The company has plans to invest around Rupees 12 billion to upgrade its naphtha hydrotreater and isomerization unit, in addition to setting up units to recover sulfur and high-value products like propylene.
"This incremental improvement will be added to the current average GRM of around $10/b by March 2018," Gupta said. "Our ongoing drive to maximize operational capability will start giving targeted results from fiscal 2018-2019 onwards," Gupta said.
He added that the incremental addition to the margins would help to boost earnings from its refining operations by Rupees 8 billion. The projected GRM for the quarter ended June 30, 2016, stood at $10.29/b.
HEAVIER CRUDES
Essar operates a 400,000 b/d refinery in Vadinar on the west coast of India, the second largest privately held refinery in India, after Reliance Industries' Jamnagar plant. Vadinar has a Nelson Complexity Index of 11.8. It has the capability to process around 85% of heavy and ultra-heavy crudes and produce Euro 4 and 5 grades of oil products.
"We have been able to modify our crude blend to process higher quantities of ultra-heavy and High Acid (TAN) crudes, and increase the production of high value distillates," said Essar's Director (Refinery) Chakrapany Manoharan.
Essar has a portfolio of onshore and offshore oil and gas blocks, with about 1.7 billion barrels of oil equivalent in reserves and resources.
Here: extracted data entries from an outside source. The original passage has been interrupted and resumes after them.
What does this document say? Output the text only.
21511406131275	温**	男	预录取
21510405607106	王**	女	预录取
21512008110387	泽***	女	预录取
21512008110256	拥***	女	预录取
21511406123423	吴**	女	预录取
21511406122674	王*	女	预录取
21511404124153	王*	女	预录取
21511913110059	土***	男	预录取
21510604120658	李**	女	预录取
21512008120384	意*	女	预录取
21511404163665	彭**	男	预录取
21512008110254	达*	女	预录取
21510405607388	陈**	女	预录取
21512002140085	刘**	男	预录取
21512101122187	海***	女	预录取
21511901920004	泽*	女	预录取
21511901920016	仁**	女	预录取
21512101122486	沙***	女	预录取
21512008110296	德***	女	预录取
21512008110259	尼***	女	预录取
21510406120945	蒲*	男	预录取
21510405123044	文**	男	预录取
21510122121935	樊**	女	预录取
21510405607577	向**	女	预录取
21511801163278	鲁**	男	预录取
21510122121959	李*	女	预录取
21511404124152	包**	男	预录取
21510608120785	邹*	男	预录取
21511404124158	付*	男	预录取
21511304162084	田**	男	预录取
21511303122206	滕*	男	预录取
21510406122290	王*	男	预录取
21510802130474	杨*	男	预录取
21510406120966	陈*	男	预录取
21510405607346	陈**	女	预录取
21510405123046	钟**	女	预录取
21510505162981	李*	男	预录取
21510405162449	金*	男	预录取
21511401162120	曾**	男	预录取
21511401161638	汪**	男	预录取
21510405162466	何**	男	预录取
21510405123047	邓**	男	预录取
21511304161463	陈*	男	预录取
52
Last year, Essar agreed to sell a 49% stake in its flagship oil refinery to Rosneft, under which the Russian oil major will supply 10 million mt/year crude over a 10-year period to the refinery.
"The details of the stake sale are taking place at the group level," Gupta said, but declined to provide details.
Following the integration, the joint venture would be looking at expanding capacity to 25 million mt/year, which would include production of 1 million mt/year of propylene and polypropylene, Rosneft said earlier this year.
The Essar Group's decision to sell the stake to Rosneft is part of its strategy to restructure an estimated Rupees 880 billion of debt. By selling the stake to Rosneft, the group aims to mop up around Rupees 420 billion, analysts have said.
Gupta declined to comment on the timeline for arrival of Russian crude at the refinery, as the formalities were still being worked on.
He, however, said the company was in talks to buy West Karoon oil from Iran. Essar has been one of the biggest Indian buyers of Iranian crudes alongside Mangalore Refinery Petrochemicals Ltd., even when sanctions on the Middle Eastern country were in place.
Commenting on the outstanding dues to Iran for crude imports during the sanctions period, Gupta said: " The backlog is getting settled. There is no restriction to carry out trade."